The name "***Convolutional neural network***" indicates that the network employs a mathematical operation called ***Convolution***. Convolution is a specialized kind of linear operation. Convnets are simply neural networks that use convolution in place of general matrix multiplication in at least one of their layers.

### **Kernels**  
A kernel is a small 2D matrix whose contents are based upon the operations to be performed. A kernel maps on the input image by simple matrix multiplication and addition, the output obtained is of lower dimensions and therefore easier to work with.

![](./fig/kertypes.png)

The shape of a kernel is heavily dependent on the input shape of the image and architecture of the entire network, mostly the size of kernels is (MxM) i.e a square matrix. The movement of a kernel is always from left to right and top to bottom.

### **Stride**  
Stride defines by what step does to kernel move, for example stride of 1 makes kernel slide by one row/column at a time and stride of 2 moves kernel by 2 rows/columns.

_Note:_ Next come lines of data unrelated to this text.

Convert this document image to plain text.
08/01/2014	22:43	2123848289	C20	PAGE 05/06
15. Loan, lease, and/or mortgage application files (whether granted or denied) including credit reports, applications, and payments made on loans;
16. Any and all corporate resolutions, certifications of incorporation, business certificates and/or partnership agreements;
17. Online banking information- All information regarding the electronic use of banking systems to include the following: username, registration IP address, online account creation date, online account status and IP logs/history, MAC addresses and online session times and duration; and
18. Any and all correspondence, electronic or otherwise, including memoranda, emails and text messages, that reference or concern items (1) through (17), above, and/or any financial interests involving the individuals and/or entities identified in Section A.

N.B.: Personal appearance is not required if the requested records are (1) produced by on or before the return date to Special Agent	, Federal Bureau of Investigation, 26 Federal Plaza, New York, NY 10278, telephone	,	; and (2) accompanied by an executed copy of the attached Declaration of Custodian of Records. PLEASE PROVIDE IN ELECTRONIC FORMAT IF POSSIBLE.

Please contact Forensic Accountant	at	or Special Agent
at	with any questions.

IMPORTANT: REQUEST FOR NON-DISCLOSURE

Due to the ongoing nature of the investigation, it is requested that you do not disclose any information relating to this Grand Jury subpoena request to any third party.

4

Below we see 3x3 kernels of a filter striding across 5x5 image with stride 1.

![](./fig/rgb.gif)

Output from each kernel is added to give one final ouput correspondiing to that filter.


![](./fig/rgb2.gif)

For input images with 3 or more channels such as RGB a *filter* is applied.


### **Filters**  

*Each filter actually happens to be a collection of kernels, with there being one kernel for every single input channel to the layer, and each kernel being unique.*

Each filter in a convolution layer produces one and only one output channel, and they do it like so:
Each of the kernels of the filter “slides” over their respective input channels, producing a processed version of each. Some kernels may have stronger weights than others, to give more emphasis to certain input channels than others (eg. a filter may have a red kernel channel with stronger weights than others, and hence, respond more to differences in the red channel features than the others).

![](./fig/convo.gif)

In the above image we can see we have an input image of 3 channels and a filter with 3 kernels which output a single channel.

### **Pooling**

The next step in convolutional network is downsampling this is done by **Pooling layer**. Below you can see 3x3 Maxpooling Layer.

![](./fig/pooling_layer.gif)

There are different types of pooling like Max pooling, Average pooling etc.

![](./fig/max_pool_avg.png)

### **Padding**

Padding is done when we want the output size to be that of input. Padding applies zeros to top, bottom ,left and right of an image. "same" padding will pad the input such that the output will have size, "valid" mean without padding.

![](./fig/same_padding.gif)